Seppure nel flop dell’affluenza ha vinto invece l’opzione A che, Costituzione alla mano, crede che i soldi pubblici debbano andare solo ed esclusivamente alle scuole di Stato e che le altre, come vuole il più classico sistema liberale, non i soviet, debbano vivere di rette e di fondi privati.

Se il Partito Democratico riesce ad imitare così bene i finti liberali del Pdl che vogliono il privato sulle spalle del pubblico è evidente che non soltanto è cessata la fine di una tradizione di sinistra che nell’istruzione e nella sanità non può ammettere sconti al diritto per censo, ma anche ogni possibilità di diventare, magari fosse, liberali sul serio. Né l’uno, né l’altro quindi in nome di una rete di interessi con le lobby cattoliche che disonora un po’ tutti. Vale la pena ricordare che 25 delle 27 scuole private materne convenzionate sono quelle di sacerdoti e suore.

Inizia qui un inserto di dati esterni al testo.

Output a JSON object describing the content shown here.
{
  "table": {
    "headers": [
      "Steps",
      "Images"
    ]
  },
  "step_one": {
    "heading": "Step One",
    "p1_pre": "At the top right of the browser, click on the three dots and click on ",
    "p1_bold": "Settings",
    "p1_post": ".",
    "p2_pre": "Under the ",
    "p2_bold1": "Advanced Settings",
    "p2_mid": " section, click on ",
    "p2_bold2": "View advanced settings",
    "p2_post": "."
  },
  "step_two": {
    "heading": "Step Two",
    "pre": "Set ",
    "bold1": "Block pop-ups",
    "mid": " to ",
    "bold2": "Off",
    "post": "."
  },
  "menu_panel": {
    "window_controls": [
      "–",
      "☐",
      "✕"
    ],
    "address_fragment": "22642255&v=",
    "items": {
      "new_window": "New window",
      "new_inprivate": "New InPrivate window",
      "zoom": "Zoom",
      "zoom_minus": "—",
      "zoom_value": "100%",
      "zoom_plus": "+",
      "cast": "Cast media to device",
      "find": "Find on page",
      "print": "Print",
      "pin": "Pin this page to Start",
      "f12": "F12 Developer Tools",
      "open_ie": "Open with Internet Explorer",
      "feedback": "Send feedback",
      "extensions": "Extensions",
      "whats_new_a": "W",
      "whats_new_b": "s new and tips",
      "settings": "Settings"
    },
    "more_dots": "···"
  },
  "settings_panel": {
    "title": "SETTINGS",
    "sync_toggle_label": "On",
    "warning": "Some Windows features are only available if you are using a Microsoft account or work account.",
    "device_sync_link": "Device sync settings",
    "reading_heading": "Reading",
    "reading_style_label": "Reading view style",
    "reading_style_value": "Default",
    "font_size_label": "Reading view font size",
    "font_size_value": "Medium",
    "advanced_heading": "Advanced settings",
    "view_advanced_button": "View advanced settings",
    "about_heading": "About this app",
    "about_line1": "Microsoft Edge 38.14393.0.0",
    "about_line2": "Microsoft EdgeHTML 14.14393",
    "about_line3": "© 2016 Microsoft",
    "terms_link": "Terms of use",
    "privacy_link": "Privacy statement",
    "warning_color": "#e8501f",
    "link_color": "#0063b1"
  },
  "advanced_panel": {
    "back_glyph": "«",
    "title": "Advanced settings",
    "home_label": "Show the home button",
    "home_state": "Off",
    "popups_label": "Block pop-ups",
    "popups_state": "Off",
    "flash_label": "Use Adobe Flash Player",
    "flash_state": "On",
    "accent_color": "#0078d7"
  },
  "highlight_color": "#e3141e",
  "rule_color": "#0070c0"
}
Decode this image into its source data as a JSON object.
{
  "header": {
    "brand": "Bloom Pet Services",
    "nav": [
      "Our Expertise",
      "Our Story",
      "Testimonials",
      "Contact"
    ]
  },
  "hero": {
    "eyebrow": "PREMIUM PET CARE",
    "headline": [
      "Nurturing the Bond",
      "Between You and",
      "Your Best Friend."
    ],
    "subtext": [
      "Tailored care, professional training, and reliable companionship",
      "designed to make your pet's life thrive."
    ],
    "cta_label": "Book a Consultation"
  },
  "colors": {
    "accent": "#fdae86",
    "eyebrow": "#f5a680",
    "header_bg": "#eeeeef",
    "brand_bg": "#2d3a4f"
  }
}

La vera vittoria di Bologna, alla resa dei conti e chiusi i seggi del voto, è fatta di due momenti. Il primo è quello di aver scelto di interrogare direttamente i cittadini, restituendo alla loro voce l’adesione e il parere su un diritto costituzionale fondamentale quale quello dell’istruzione. Il secondo è quello che sancisce ufficialmente la fine di un partito che voleva essere di sinistra, ma che è slittato terribilmente al centro, non da oggi e non su questioni di contorno.

I cittadini, gli elettori storici lasciati per strada dall’investitura ufficiale della “sinistra compatibile” continuano, come l’esito del voto conferma al netto della disaffezione di chi non ha votato perché non toccato direttamente dal problema, ad esprimere la sopravvivenza di una cultura che su alcuni diritti fondamentali non accetta desistenze né inquinamenti di pensiero.

Il referendum di Bologna non è utile solo a ribadire che sui diritti fondamentali non ci possono essere contiguità di convenienza tra sistemi di valore diversissimi, né accomodamenti. L’istruzione di un popolo è compito dello Stato e, seppure sono possibili interventi dei privati, essi non possono mai essere finanziati con fondi della collettività che vanno invece indirizzati al sostegno alla scuola pubblica. E un’assurdità che i soldi dei cittadini finanzino scuole che costano, che non sono alla portata di tutti e che hanno obiettivi culturali non pienamente e in toto sovrapponibili a quelli dello Stato. Esattamente come accade tra ospedali pubblici e cattolici o privati in generale.

Forse il voto di Bologna ci dice anche che è un bene che i figli, specialmente negli anni della materna e delle elementari, frequentino le scuole pubbliche per assicurarsi una formazione “neutra” e non orientata e che solo dopo per loro le famiglie scelgano percorsi in istituti privati.

La sinistra democratica italiana, in una rimozione che non può essere perdonata, avallando questo meccanismo per cui il pubblico finanzia il privato ha buttato all’aria quel principio di sussidiarietà che pretende doverosamente il contrario, ovvero che gli abbienti paghino per quei servizi fondamentali di cui tutti hanno diritto, senza distinzione di censo. Questo fa la differenza tra uno Stato giusto e democratico e una aggregazione di interessi particolari. Lo dice Rousseau alla lezione numero uno sulla democrazia. E lo dice il buon senso che la scuola privata destinata ai più abbienti non può essere sul conto di tutti.